I have a list of urls->small numbers. numbers represents the importance of each URL

url, value
https://mywebsite.com/p/1, 0.00212
https://mywebsite.com/p/2, 0.00208
https://mywebsite.com/p/3, 0.00201
https://mywebsite.com/p/4, 0.00138
https://mywebsite.com/p/5, 0.00067
https://mywebsite.com/p/1, 0.00001
...

let's say the sum of values = 1 I would like to represent those number within a scale of 0-10 and maintaining a kind of ratio difference between numbers

url, value, scaled_value
https://mywebsite.com/p/1, 0.00212, 10
https://mywebsite.com/p/2, 0.00208, 9
https://mywebsite.com/p/3, 0.00201, 9
https://mywebsite.com/p/4, 0.00138, 6
https://mywebsite.com/p/5, 0.00067, 3
https://mywebsite.com/p/1, 0.00001, 1
...

something like this (I don't know if the ratio difference here is maintained tho) any one can help with the maths ? thanks

#Update

thanks to @annZen help, I tried two approach, but the results are different I don't know why. if someone can help ?

enter image description here

here are the two formulas I used :

res1 = round(x*9/maxpri)+1
res2 = round(((x-minpri)/(maxpri-minpri))*10, 2)

Solution

  • Here is a way:

    with open('file.txt', 'r') as p:
        lst = p.read().splitlines() # List all the lines of the file
    
    lst2 = [float(i.split(', ')[1]) for i in lst[1:]] # List all the floats
    
    num = [round(a*9/max(lst2))+1 for a in lst2] # List all the scaled numbers
    
    for i,(l,n) in enumerate(zip(lst,['scaled_value']+num)):
        lst[i] = f"{l}, {n}" # Add the 'scaled_value' column
    
    with open('file.txt', 'w') as p:
        p.write('\n'.join(lst)) # Write the updated data into the file
    

    Before:

    url, value
    https://mywebsite.com/p/1, 0.00212
    https://mywebsite.com/p/2, 0.00208
    https://mywebsite.com/p/3, 0.00201
    https://mywebsite.com/p/4, 0.00138
    https://mywebsite.com/p/5, 0.00067
    https://mywebsite.com/p/1, 0.00001
    

    After:

    url, value, scaled_value
    https://mywebsite.com/p/1, 0.00212, 10
    https://mywebsite.com/p/2, 0.00208, 10
    https://mywebsite.com/p/3, 0.00201, 10
    https://mywebsite.com/p/4, 0.00138, 7
    https://mywebsite.com/p/5, 0.00067, 4
    https://mywebsite.com/p/1, 0.00001, 1
    



    UPDATE:

    The part of my code that does the converting is:

    num = [round(a*9/max(lst2))+1 for a in lst2]
    

    where lst2 is simply the list of floats extracted from the file.

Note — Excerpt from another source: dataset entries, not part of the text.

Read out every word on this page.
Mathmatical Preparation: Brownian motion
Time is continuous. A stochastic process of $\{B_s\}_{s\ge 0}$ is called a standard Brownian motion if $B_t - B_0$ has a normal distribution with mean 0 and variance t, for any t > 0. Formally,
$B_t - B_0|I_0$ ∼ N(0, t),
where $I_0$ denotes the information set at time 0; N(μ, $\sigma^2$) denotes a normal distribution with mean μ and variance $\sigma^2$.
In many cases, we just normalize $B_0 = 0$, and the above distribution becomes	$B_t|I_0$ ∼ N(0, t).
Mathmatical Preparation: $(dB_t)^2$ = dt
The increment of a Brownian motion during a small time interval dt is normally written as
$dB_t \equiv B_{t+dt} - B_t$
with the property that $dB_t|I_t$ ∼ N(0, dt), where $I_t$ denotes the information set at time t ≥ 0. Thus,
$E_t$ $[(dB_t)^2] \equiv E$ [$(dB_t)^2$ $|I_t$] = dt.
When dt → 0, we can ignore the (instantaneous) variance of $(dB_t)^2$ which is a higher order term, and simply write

You updated the question for me to explain the difference between

    res1 = round(x*9/maxpri)+1
    res2 = round(((x-minpri)/(maxpri-minpri))*10, 2)
    

    Lets first see then in my list comprehension:

    num1 = [round(x*9/max(lst2))+1 for x in lst2]
    num2 = [round(((x-min(lst2))/(max(lst2)-min(lst2)))*10, 2) for x in lst2]
    print(num1)
    print(num2)
    

    Output:

    [10, 10, 10, 7, 4, 1]
    [10.0, 9.81, 9.48, 6.49, 3.13, 0.0]
    

    The first clearest difference is that i rounded my answer to the nearest integer. Without it, it would be:

    num1 = [round(x*9/max(lst2), 2)+1 for x in lst2]
    num2 = [round(((x-min(lst2))/(max(lst2)-min(lst2)))*10, 2) for x in lst2]
    print(num1)
    print(num2)
    

    Output:

    [10.0, 9.83, 9.53, 6.86, 3.84, 1.04]
    [10.0, 9.81, 9.48, 6.49, 3.13, 0.0]
    

    The values are now very close, but there's one more thing. My code assumes that the minimum value for the scaled values is 1, because I saw in your post https://mywebsite.com/p/1, 0.00001, 1. I now realize that you stated 0-10, not 1-10. So that another is to change the 9 (10-1=9) to a 10(10-0=10), and removing the +1:

    round(x*9/max(lst2), 2)+1
    round(x*10/max(lst2), 2)
    

    num1 = [round(x*10/max(lst2), 2) for x in lst2]
    num2 = [round(((x-min(lst2))/(max(lst2)-min(lst2)))*10, 2) for x in lst2]
    print(num1)
    print(num2)
    

    Output:

    [10.0, 9.81, 9.48, 6.51, 3.16, 0.05]
    [10.0, 9.81, 9.48, 6.49, 3.13, 0.0]
    

    Still a little different, that's because I assumed the minimum value in your column is 0, because you didn't show your whole array. But in this case, it's 0.00001. So, go with:

    num = [round(((x-min(lst2))/(max(lst2)-min(lst2)))*10, 2) for x in lst2]
    

    Summary: My code assumed that you wanted the numbers scaled from 1 to 10, instead of 0 to 10, and my code assumed that the minimum value for your data is 0, which might not be the case.